Time to show these Stormers what kind of guardian they’re dealing with.
CHAPTER 51
VANE
I expected to scream, cry—maybe even soil myself—if the Stormers ever caught me. Bravery isn’t my thing.
But as the Stormer launches me away from the ground, away from Audra, away from my life, my world, I don’t feel afraid.
I feel rage.
This is what they did to my parents. To countless Westerlies.
They won’t do it to me.
I’m the last freaking Westerly—I can break some stupid wind bonds.
The streams of cold, semisolid air rush across my wrists and ankles, keeping me tied up and hovering in the gray-blue sky. I strain against them and they tighten. I strain harder and they tighten more. Not my most brilliant moment, but I’m desperate here.
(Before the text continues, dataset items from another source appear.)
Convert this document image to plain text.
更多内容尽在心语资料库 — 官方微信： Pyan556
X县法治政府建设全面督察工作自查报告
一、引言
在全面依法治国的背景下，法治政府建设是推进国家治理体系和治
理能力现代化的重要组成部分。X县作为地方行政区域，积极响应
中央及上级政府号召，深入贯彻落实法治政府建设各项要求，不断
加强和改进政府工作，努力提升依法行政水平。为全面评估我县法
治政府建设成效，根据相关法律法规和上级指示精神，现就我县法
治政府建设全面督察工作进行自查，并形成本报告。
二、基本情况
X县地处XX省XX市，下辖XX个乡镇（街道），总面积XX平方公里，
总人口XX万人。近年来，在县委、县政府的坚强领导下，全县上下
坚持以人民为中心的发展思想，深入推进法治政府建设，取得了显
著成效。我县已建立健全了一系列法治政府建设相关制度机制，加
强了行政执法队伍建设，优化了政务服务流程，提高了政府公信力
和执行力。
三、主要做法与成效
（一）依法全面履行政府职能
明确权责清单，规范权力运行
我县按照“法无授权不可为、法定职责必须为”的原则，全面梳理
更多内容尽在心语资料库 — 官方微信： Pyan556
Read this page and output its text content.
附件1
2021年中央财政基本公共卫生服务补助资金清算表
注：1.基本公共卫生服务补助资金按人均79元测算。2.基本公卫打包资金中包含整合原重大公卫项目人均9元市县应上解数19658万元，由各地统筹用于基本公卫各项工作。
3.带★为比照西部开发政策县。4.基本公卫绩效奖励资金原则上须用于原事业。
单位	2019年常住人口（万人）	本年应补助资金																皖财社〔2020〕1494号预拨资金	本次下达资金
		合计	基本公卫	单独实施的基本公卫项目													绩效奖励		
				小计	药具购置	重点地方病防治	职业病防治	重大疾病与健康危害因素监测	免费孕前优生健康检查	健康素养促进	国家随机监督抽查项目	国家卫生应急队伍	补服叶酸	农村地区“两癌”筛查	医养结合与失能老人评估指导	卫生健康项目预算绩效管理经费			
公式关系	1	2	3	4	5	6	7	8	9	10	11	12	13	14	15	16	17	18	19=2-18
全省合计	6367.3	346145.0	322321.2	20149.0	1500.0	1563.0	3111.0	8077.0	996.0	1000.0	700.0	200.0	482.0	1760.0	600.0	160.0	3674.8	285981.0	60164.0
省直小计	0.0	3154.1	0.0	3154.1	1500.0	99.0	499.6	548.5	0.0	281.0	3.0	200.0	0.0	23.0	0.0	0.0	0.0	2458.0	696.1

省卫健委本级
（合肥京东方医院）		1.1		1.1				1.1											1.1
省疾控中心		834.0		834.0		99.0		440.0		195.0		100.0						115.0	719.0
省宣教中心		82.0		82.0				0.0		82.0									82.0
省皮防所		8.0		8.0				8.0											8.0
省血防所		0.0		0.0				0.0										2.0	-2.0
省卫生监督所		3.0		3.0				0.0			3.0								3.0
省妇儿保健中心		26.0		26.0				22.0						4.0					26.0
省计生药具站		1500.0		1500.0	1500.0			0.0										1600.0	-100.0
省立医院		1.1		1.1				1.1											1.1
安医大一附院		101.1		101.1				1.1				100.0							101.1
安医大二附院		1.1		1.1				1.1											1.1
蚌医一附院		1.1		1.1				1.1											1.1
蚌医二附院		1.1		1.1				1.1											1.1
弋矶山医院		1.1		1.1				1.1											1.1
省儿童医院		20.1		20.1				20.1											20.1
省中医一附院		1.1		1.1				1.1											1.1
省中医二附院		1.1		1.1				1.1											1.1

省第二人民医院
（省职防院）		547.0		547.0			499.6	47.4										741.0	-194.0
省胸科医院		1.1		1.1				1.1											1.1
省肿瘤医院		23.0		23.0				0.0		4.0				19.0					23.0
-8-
My head’s getting fuzzy, my muscles mushy. It feels like the wind bonds are wearing me down, sapping my strength. I don’t know if that’s possible, but I’m not about to sit around and find out.
An Easterly streaks by and I order it to slam into my bonds. It bounces off like rubber. At least it responds. I must be high enough above those creepy busted winds down in the storm. My skin still remembers the way they scraped against it, like they’d turned rough. Hard.
I guess I should’ve grabbed a knife before I left. I can move my arms a little—I could’ve stabbed the Stormer when he gets close.
Metal slicing through flesh. Blood splashing on my skin.
I suck in huge gulps of air, trying to fight the sudden nausea and dizziness.
I’m not going to get out of this with rainbows and sunshine. If it takes violence, I will pull together the guts to use it.
Not that it matters. I wasn’t smart enough to grab a knife. All I grabbed was a stupid packet of pain pills.
Pills.
I twist and squirm, straining every muscle in my body trying to reach my pocket.
Dammit—why can’t I be more flexible?
I shove all the air out of my lungs and contort myself into arguably the most unnatural position ever—legs up, back arched, arms stretching down. My eyes water from the pain, but my fingers slide into my pocket and feel the edge of the packet of pills.
I pinch the corner between my fingers and pull like my life depends on it—because it does. But the packet doesn’t move. I wiggle my hips to loosen it, and it pulls a fraction of an inch, but not enough.
Oh God—this is going to hurt.
And I’m so tired. All I want to do is close my eyes, let my limbs relax . . .
I shake myself awake. Then I hold my breath and strain my back to bend that Last. Little. Bit. I feel something tear—and the scream that slips out of my mouth backs me up on that. But the packet comes free.
It takes more bending and straining—I swear I qualify for yoga master now—to get the packet to my teeth. I tear it open and dump the two smooth pills into my sweaty palm. My fingers close around them before the wind can sweep them away.
Now I just need a way to get the Stormers to swallow them.
I spit out the packet and try not to look as the winds toss it back and forth on its long way to the ground.
“I’m not going to fall,” I tell myself.
“Oh, we would never let that happen,” a deep, hard voice says behind me.
I hate myself for yelping.
Cold hands spin me around and I’m face to face with a Stormer. His wavy blond hair and blue eyes belong on a surfer—not on a heartless warrior in a sleek gray uniform. I never thought the Stormers would look so . . . human.
“If you’re plotting escape, you can stop now,” he mocks me. “There’s nothing you can throw at me that I haven’t anticipated.”
“Wanna bet?”
“Big words for someone caught in unbreakable bonds.”
He shouts something I can’t understand and the bonds spread, clamping around my chest. My fist grips my pills as I cough and fight for air.
“Let. Me. Go.” I know it’s a stupid thing to say, but I’m pretty sure every hostage has to scream it at some point.